| 8:09 am on Sep 14, 2011 (gmt 0)|
Purely for web development? Or does future employability have any bearing on the decision?
Almost purely for web development - possibly Node to get thinking at the HTTP level and understanding what is actually happening beneath the page.
| 8:57 am on Sep 14, 2011 (gmt 0)|
Can we assume that you already know html? It's the foundation. Think of it like knowing how to add and subtract even if you work in the far reaches of higher mathematics where you never meet anything so prosaic as a number. Some things you simply have to know.
And get comfortable with Regular Expressions. A healthy respect is OK-- you can seriously injure yourself with a carelessly constructed RegEx-- but you will meet them everywhere you turn. So try to internalize the basics.
| 12:23 pm on Sep 14, 2011 (gmt 0)|
I'd suggest getting a handle on at least one server side language, such as PHP. That goes very well with learning a bit of MySQL and once you've got the two skills combined you're straight away employable (to a certain degree!).
Granted, you're probably not thinking about employment at 13, but it's good to have a long term view!
As lucy24 has said, this assumes you've already got a handle on HTML/CSS.
| 12:59 pm on Sep 14, 2011 (gmt 0)|
If it was my 13 year old,I'd find them something to do outside. They're probably already spending too much time in front of the screen.
If they can't find anything to do, the lawn needs cutting again.
| 6:07 pm on Sep 14, 2011 (gmt 0)|
I started off learing basic when I was around 13 or so... then took a long break from computers and got back into it around 93 or so.
The frustrating part has been how you learn one language and then it seems to become "obsolete" by the time you master it.
I suppose a better question would be - what to focus on that won't become obsolete for the next 10 years or so?
| 8:03 pm on Sep 14, 2011 (gmt 0)|
Heck, these days MS offers so many avenues (and should be taken by 13 year olds) that it's a no-brainer.
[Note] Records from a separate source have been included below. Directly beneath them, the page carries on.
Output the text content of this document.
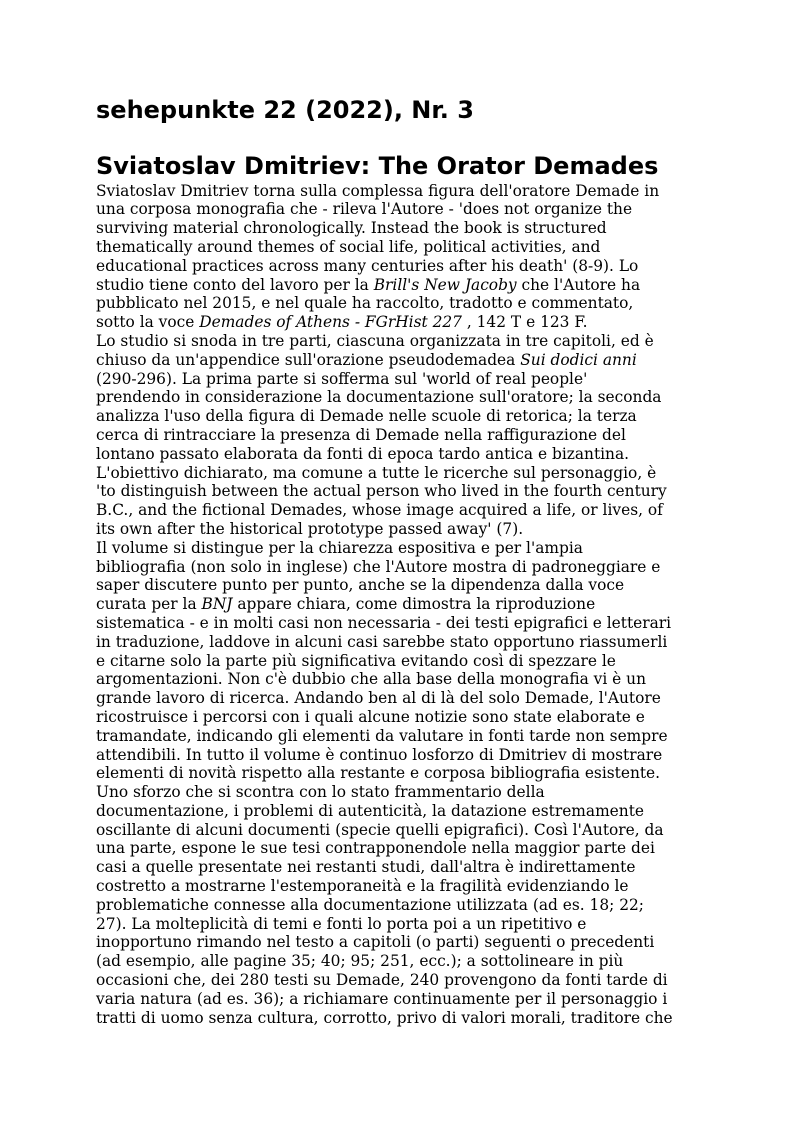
sehepunkte 22 (2022), Nr. 3
Sviatoslav Dmitriev: The Orator Demades

Sviatoslav Dmitriev torna sulla complessa figura dell'oratore Demade in
una corposa monografia che - rileva l'Autore - 'does not organize the
surviving material chronologically. Instead the book is structured
thematically around themes of social life, political activities, and
educational practices across many centuries after his death' (8-9). Lo
studio tiene conto del lavoro per la Brill's New Jacoby che l'Autore ha
pubblicato nel 2015, e nel quale ha raccolto, tradotto e commentato,
sotto la voce Demades of Athens - FGrHist 227 , 142 T e 123 F.

Lo studio si snoda in tre parti, ciascuna organizzata in tre capitoli, ed è
chiuso da un'appendice sull'orazione pseudodemadea Sui dodici anni
(290-296). La prima parte si sofferma sul 'world of real people'
prendendo in considerazione la documentazione sull'oratore; la seconda
analizza l'uso della figura di Demade nelle scuole di retorica; la terza
cerca di rintracciare la presenza di Demade nella raffigurazione del
lontano passato elaborata da fonti di epoca tardo antica e bizantina.
L'obiettivo dichiarato, ma comune a tutte le ricerche sul personaggio, è
'to distinguish between the actual person who lived in the fourth century
B.C., and the fictional Demades, whose image acquired a life, or lives, of
its own after the historical prototype passed away' (7).

Il volume si distingue per la chiarezza espositiva e per l'ampia
bibliografia (non solo in inglese) che l'Autore mostra di padroneggiare e
saper discutere punto per punto, anche se la dipendenza dalla voce
curata per la BNJ appare chiara, come dimostra la riproduzione
sistematica - e in molti casi non necessaria - dei testi epigrafici e letterari
in traduzione, laddove in alcuni casi sarebbe stato opportuno riassumerli
e citarne solo la parte più significativa evitando così di spezzare le
argomentazioni. Non c'è dubbio che alla base della monografia vi è un
grande lavoro di ricerca. Andando ben al di là del solo Demade, l'Autore
ricostruisce i percorsi con i quali alcune notizie sono state elaborate e
tramandate, indicando gli elementi da valutare in fonti tarde non sempre
attendibili. In tutto il volume è continuo losforzo di Dmitriev di mostrare
elementi di novità rispetto alla restante e corposa bibliografia esistente.
Uno sforzo che si scontra con lo stato frammentario della
documentazione, i problemi di autenticità, la datazione estremamente
oscillante di alcuni documenti (specie quelli epigrafici). Così l'Autore, da
una parte, espone le sue tesi contrapponendole nella maggior parte dei
casi a quelle presentate nei restanti studi, dall'altra è indirettamente
costretto a mostrarne l'estemporaneità e la fragilità evidenziando le
problematiche connesse alla documentazione utilizzata (ad es. 18; 22;
27). La molteplicità di temi e fonti lo porta poi a un ripetitivo e
inopportuno rimando nel testo a capitoli (o parti) seguenti o precedenti
(ad esempio, alle pagine 35; 40; 95; 251, ecc.); a sottolineare in più
occasioni che, dei 280 testi su Demade, 240 provengono da fonti tarde di
varia natura (ad es. 36); a richiamare continuamente per il personaggio i
tratti di uomo senza cultura, corrotto, privo di valori morali, traditore che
Google is, too, though that "open source" is about as closed as the door on a convent. :)
Any "language" studied will provide the intellectual tools to study other languages. But at 13, one needs both nudge and wisdom as to future possibilities and the market place. It is the last element that is dang difficult to understand at 13!
| 9:02 pm on Sep 14, 2011 (gmt 0)|
I would go with Python + Postgres
Python because there is less stuff all bundled into the name space when compared to PHP which has a bloated name space.
Postgres because it works more like Oracle and other higher production databases.
MySql misses things that work everywhere and implements tricks that aren't used anywhere. Auto_Increment is an example of the latter.... not having the ability to set functions as a default value is an example of the former.
I will echo Tangor's sentiment that it is best to learn to program. The language doesn't matter, it is just a matter of sytax at that point, so I would say teach them to program, then give them a language.
I still like Python for starting out as the name space is light. For example, I feel like it is a better path to learn to code in a method that sanitizes string inputs for DB inserts/updates than to teach them to wrap it in mysql_real_escape because that doesn't teach them how mysql_real_escape works.
| 5:59 am on Sep 15, 2011 (gmt 0)|
I'm also starting to think one may be better off at mastering one area like jQuery and focus mainly on that. The competition is very tough out there and I wonder if hyper specialization is a better strategy?
| 7:31 am on Sep 15, 2011 (gmt 0)|
The trouble is that in general as a web developer you may be expected to cover off a number of languages/skills.
Not saying there's anything wrong in specialising, but that's not necessarily what employers are looking for.
And even if you are considering self-employment, being a jack of all trades may be better than a guru of one.